Sobre o assunto, já decidiu o Supremo Tribunal Federal:
HABEAS CORPUS. PROCESSO PENAL. REVISÃO CRIMINAL. CABIMENTO. HIPÓTESES. INCISO I DO ARTIGO 621 DO CÓDIGO DE PROCESSO PENAL. SENTENÇA CONTRA A EVIDÊNCIA DOS AUTOS. FRAGILIDADE EVIDENTE DO CONJUNTO PROBATÓRIO. IMUTABILIDADE DAS DECISÕES JUDICIAIS. PRIMAZIA DO DIREITO À PRESUNÇÃO DE NÃO-CULPABILIDADE. 1. A revisão criminal retrata o compromisso do nosso Direito Processual Penal com a verdade material das decisões judiciais e permite ao Poder Judiciário reparar erros ou insuficiência cognitiva de seus julgados. 2. Em matéria penal, a densificação do valor constitucional do justo real é o direito à presunção de não-culpabilidade (inciso LVII do art. 5º da CF). É dizer: que dispensa qualquer demonstração ou elemento de prova é a não-culpabilidade (que se presume). O seu oposto (a culpabilidade) é que demanda prova, e prova inequívoca de protagonização do fato criminoso. 3. O polêmico fraseado “contra a evidência dos autos” (inciso I do artigo 621 do CPP) é de ser interpretado à luz do conteúdo e alcance do Direito Subjetivo à presunção de não-culpabilidade, serviente que é (tal direito) dos protovalores constitucionais da liberdade e da justiça real. 4. São contra a evidência dos autos tanto o julgamento condenatório que ignora a prova cabal de inocência quanto o que se louva em provas insuficientes ou imprecisas ou contraditórias para atestar a culpabilidade do sujeito que se ache no pólo passivo da relação processual penal. Tal interpretação homenageia a Constituição, com o que se exalta o valor da liberdade e se faz justiça material, ou, pelo menos, não se perpetra a injustiça de condenar alguém em cima de provas que tenham na esqualidez o seu real traço distintivo. 5. Ordem concedida (STF. HC n. 92.435, julgado em 25/3/2008. Relator: Min. Carlos Brito).

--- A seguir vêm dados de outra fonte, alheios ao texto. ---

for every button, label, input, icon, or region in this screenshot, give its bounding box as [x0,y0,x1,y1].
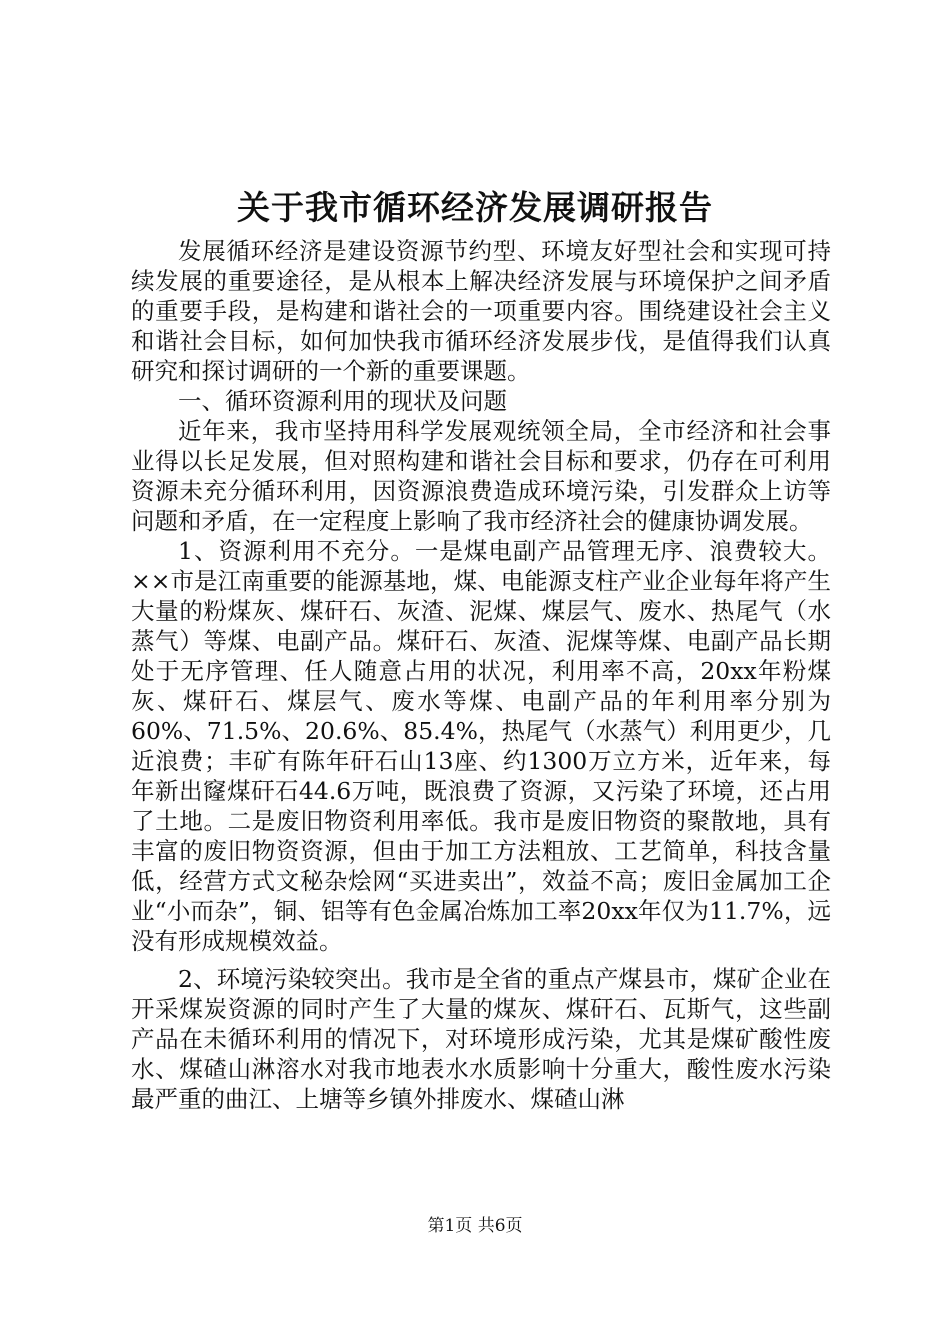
page-footer: 第1页 共6页 [427,1216,523,1236]
section-heading: 一、循环资源利用的现状及问题 [178,387,507,415]
paragraph-status: 近年来，我市坚持用科学发展观统领全局，全市经济和社会事业得以长足发展，但对照构建和谐社会目标和要求，仍存在可利用资源未充分循环利用，因资源浪费造成环境污染，引发群众上访等问题和矛盾，在一定程度上影响了我市经济社会的健康协调发展。 [131,417,831,535]
paragraph-resource-use: 1、资源利用不充分。一是煤电副产品管理无序、浪费较大。××市是江南重要的能源基地，煤、电能源支柱产业企业每年将产生大量的粉煤灰、煤矸石、灰渣、泥煤、煤层气、废水、热尾气（水蒸气）等煤、电副产品。煤矸石、灰渣、泥煤等煤、电副产品长期处于无序管理、任人随意占用的状况，利用率不高，20xx年粉煤灰、煤矸石、煤层气、废水等煤、电副产品的年利用率分别为60%、71.5%、20.6%、85.4%，热尾气（水蒸气）利用更少，几近浪费；丰矿有陈年矸石山13座、约1300万立方米，近年来，每年新出窿煤矸石44.6万吨，既浪费了资源，又污染了环境，还占用了土地。二是废旧物资利用率低。我市是废旧物资的聚散地，具有丰富的废旧物资资源，但由于加工方法粗放、工艺简单，科技含量低，经营方式文秘杂烩网“买进卖出”，效益不高；废旧金属加工企业“小而杂”，铜、铝等有色金属冶炼加工率20xx年仅为11.7%，远没有形成规模效益。 [131,537,831,955]
paragraph-intro: 发展循环经济是建设资源节约型、环境友好型社会和实现可持续发展的重要途径，是从根本上解决经济发展与环境保护之间矛盾的重要手段，是构建和谐社会的一项重要内容。围绕建设社会主义和谐社会目标，如何加快我市循环经济发展步伐，是值得我们认真研究和探讨调研的一个新的重要课题。 [131,237,831,385]
document-title: 关于我市循环经济发展调研报告 [237,188,713,227]
document-body [131,236,831,1114]
paragraph-pollution: 2、环境污染较突出。我市是全省的重点产煤县市，煤矿企业在开采煤炭资源的同时产生了大量的煤灰、煤矸石、瓦斯气，这些副产品在未循环利用的情况下，对环境形成污染，尤其是煤矿酸性废水、煤碴山淋溶水对我市地表水水质影响十分重大，酸性废水污染最严重的曲江、上塘等乡镇外排废水、煤碴山淋 [131,965,831,1113]
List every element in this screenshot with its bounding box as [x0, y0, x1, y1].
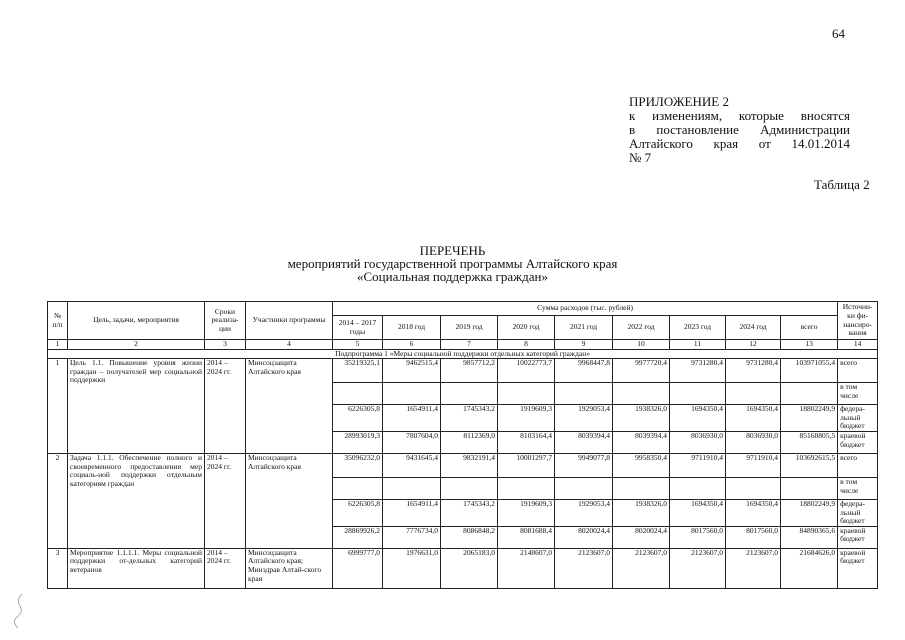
year-value: 1694350,4	[670, 405, 726, 432]
total-value: 21684626,0	[781, 548, 838, 588]
row-number: 3	[48, 548, 68, 588]
year-value: 9977720,4	[613, 359, 670, 383]
appendix-line: в постановление Администрации	[629, 122, 850, 137]
column-number: 14	[838, 340, 878, 350]
column-number: 6	[383, 340, 441, 350]
header-year: 2022 год	[613, 316, 670, 340]
row-goal: Мероприятие 1.1.1.1. Меры социальной поддержки от-дельных категорий ветеранов	[68, 548, 205, 588]
year-value: 9731280,4	[670, 359, 726, 383]
year-value	[441, 383, 498, 405]
row-participants: Минсоцзащита Алтайского края	[246, 453, 333, 548]
header-sources: Источни-ки фи-нансиро-вания	[838, 302, 878, 340]
year-value: 8020024,4	[613, 526, 670, 548]
row-number: 2	[48, 453, 68, 548]
header-year: 2023 год	[670, 316, 726, 340]
year-value: 2123607,0	[726, 548, 781, 588]
column-number: 4	[246, 340, 333, 350]
header-participants: Участники программы	[246, 302, 333, 340]
table-label: Таблица 2	[814, 177, 870, 192]
year-value: 10001297,7	[498, 453, 555, 477]
year-value: 2123607,0	[613, 548, 670, 588]
appendix-line: № 7	[629, 150, 652, 165]
year-value	[726, 477, 781, 499]
year-value	[555, 383, 613, 405]
table-row	[48, 359, 878, 383]
year-value: 9711910,4	[726, 453, 781, 477]
table-row	[48, 548, 878, 588]
year-value	[670, 477, 726, 499]
subprogram-title: Подпрограмма 1 «Меры социальной поддержки отдельных категорий граждан»	[48, 349, 878, 359]
column-number: 3	[205, 340, 246, 350]
appendix-block	[629, 95, 850, 165]
column-number: 9	[555, 340, 613, 350]
column-number: 2	[68, 340, 205, 350]
year-value: 1745343,2	[441, 499, 498, 526]
row-term: 2014 – 2024 гг.	[205, 548, 246, 588]
column-number: 8	[498, 340, 555, 350]
column-number: 11	[670, 340, 726, 350]
total-value: 84890365,6	[781, 526, 838, 548]
year-value: 1919609,3	[498, 405, 555, 432]
row-number: 1	[48, 359, 68, 454]
year-value	[670, 383, 726, 405]
funding-source: федера-льный бюджет	[838, 405, 878, 432]
year-value: 8086848,2	[441, 526, 498, 548]
year-value: 8039394,4	[555, 431, 613, 453]
header-year: 2014 – 2017 годы	[333, 316, 383, 340]
year-value: 6226305,8	[333, 499, 383, 526]
margin-mark	[10, 592, 28, 632]
header-expenses: Сумма расходов (тыс. рублей)	[333, 302, 838, 316]
appendix-line: Алтайского края от 14.01.2014	[629, 136, 850, 151]
year-value: 7807604,0	[383, 431, 441, 453]
year-value: 10022773,7	[498, 359, 555, 383]
year-value: 1919609,3	[498, 499, 555, 526]
column-number: 1	[48, 340, 68, 350]
column-number: 10	[613, 340, 670, 350]
year-value: 9968447,8	[555, 359, 613, 383]
appendix-title: ПРИЛОЖЕНИЕ 2	[629, 94, 729, 109]
header-year: 2020 год	[498, 316, 555, 340]
year-value: 8103164,4	[498, 431, 555, 453]
year-value: 9711910,4	[670, 453, 726, 477]
funding-source: краевой бюджет	[838, 431, 878, 453]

RECURSO ESPECIAL – MOLDURA FÁTICA. Ante a natureza extraordinária do recurso especial, e não ordinária, o julgamento ocorre a partir das premissas fáticas do acórdão impugnado. REVISÃO CRIMINAL – CONDENAÇÃO CONTRÁRIA À EVIDÊNCIA DOS AUTOS – REEXAME DE PROVAS – ADMISSIBILIDADE. Tratando-se de revisão criminal com fundamento no artigo 621, inciso I, do Código de Processo Penal, mostra-se admissível o reexame da prova. DELAÇÃO – CONDENAÇÃO – INSUFICIÊNCIA. A delação do corréu, por si só, não é fundamento para a condenação, especialmente quando não confirmada em Juízo. ACUSADO – RECONHECIMENTO – VÍTIMA – CONFIRMAÇÃO EM JUÍZO – AUSÊNCIA – CONDENAÇÃO. O reconhecimento do réu pela vítima em sede policial é neutro, quando não confirmado em Juízo (STF. HC n. 123.247, julgado em 2/8/2016. Relator: Min. Marco Aurélio).
Assim, a decisão que indefere ou julga improcedente o pleito revisional sob o argumento de que é impossível o reexame das provas fulmina os princípios constitucionais do devido processo legal e da não culpabilidade (art. 5º, LIV e LVII, da CF/1988).